Antes de Bolsonaro, o último nomeado sem ter vencido a consulta foi o professor José Vilhena, escolhido para a Universidade Federal do Rio de Janeiro (UFRJ) em 1998 pelo então presidente Fernando Henrique Cardoso (PSDB). Durante o atual mandato do presidente Lula, nenhum reitor escolhido pela comunidade acadêmica deixou de ser nomeado.
Processo de escolha
Os reitores mais votados serão nomeados pelo presidente para um mandato de quatro anos com apenas uma reeleição. Participam das consultas alunos, professores e servidores técnico-administrativos.
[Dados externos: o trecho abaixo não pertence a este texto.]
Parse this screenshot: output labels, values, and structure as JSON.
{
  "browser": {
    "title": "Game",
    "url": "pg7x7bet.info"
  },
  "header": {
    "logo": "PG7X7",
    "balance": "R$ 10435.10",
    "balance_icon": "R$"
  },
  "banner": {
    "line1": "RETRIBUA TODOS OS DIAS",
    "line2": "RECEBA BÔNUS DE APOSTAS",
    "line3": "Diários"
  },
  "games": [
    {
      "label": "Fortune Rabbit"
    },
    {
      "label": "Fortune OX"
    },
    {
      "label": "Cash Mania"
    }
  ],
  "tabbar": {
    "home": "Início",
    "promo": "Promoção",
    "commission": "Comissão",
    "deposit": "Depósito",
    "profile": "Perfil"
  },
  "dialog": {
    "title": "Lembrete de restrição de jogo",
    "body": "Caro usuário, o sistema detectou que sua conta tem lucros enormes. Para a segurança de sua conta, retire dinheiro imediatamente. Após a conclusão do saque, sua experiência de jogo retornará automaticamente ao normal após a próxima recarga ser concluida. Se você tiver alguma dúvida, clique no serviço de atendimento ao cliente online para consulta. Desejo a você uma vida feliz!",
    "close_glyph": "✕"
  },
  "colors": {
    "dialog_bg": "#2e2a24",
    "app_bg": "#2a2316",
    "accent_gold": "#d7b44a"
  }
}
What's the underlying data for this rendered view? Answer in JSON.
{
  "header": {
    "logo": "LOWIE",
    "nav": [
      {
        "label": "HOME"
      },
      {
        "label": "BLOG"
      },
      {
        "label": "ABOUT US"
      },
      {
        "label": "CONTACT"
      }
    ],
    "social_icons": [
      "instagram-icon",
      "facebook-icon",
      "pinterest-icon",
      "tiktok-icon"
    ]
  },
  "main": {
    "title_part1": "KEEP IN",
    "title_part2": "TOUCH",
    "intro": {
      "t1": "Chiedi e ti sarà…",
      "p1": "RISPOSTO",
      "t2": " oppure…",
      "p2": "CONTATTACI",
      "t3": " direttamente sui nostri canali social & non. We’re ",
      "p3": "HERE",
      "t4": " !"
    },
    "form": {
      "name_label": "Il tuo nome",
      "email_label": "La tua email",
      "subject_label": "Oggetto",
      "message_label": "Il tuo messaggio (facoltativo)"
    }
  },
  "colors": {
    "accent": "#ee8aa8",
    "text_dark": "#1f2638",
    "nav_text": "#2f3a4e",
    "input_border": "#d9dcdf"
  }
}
O processo de eleição e a definição do peso do voto de cada segmento da comunidade acadêmica serão regulamentados por colegiado constituído pelas universidades especificamente para isso.
Esse mesmo colégio terá a responsabilidade de homologar a eleição e enviar o nome do vencedor ao presidente, que precisará nomeá-lo. Podem concorrer professores com título de doutor e que estejam posicionados como professor titular ou professor associado de nível quatro.
— A estrutura do processo eleitoral continua a mesma. O que muda é extinção da lista tríplice, o que faz com que as decisões das comunidades acadêmicas passem a ser respeitadas — afirma José Geraldo Ticianeli, presidente da Associação Nacional dos Dirigentes das Instituições Federais de Ensino Superior (Andifes), que representa os reitores do país.
Tramitação
A mudança foi incluída sob o guarda-chuva do projeto de lei que reestrutura carreiras do Executivo federal, cria cargos e concede reajustes a categorias do funcionalismo. O dispositivo sobre os reitores foi incorporado durante a tramitação na Câmara dos Deputados e foi mantido no relatório apresentado pelo senador Randolfe Rodrigues (PT-AP) no Senado, que recomendou a aprovação do texto sem alterações.
O tema em si sequer foi discutido no plenário e também não teve comentários de deputados quando foi aprovado pela Câmara dos Deputados, no início de fevereiro.
A inclusão do dispositivo ocorreu durante a análise do projeto na Câmara, dentro do relatório apresentado pelo deputado Átila Lira (PP-PI). O trecho se baseia em propostas que já tramitavam no Congresso sobre o tema e foi incorporado ao texto principal durante a votação do pacote que trata da reestruturação de carreiras do Executivo federal.
A mudança foi celebrada por entidades que representam as universidades federais. A Andifes classificou a aprovação como um marco para a autonomia universitária.
— Teremos uma lei que fortalece a nossa soberania, nossa democracia universitária — comemorou Ticianeli, presidente da entidade.
Defensores da proposta afirmam que a mudança reforça o princípio da autonomia universitária previsto na Constituição e busca garantir que a escolha dos dirigentes reflita a decisão da comunidade acadêmica.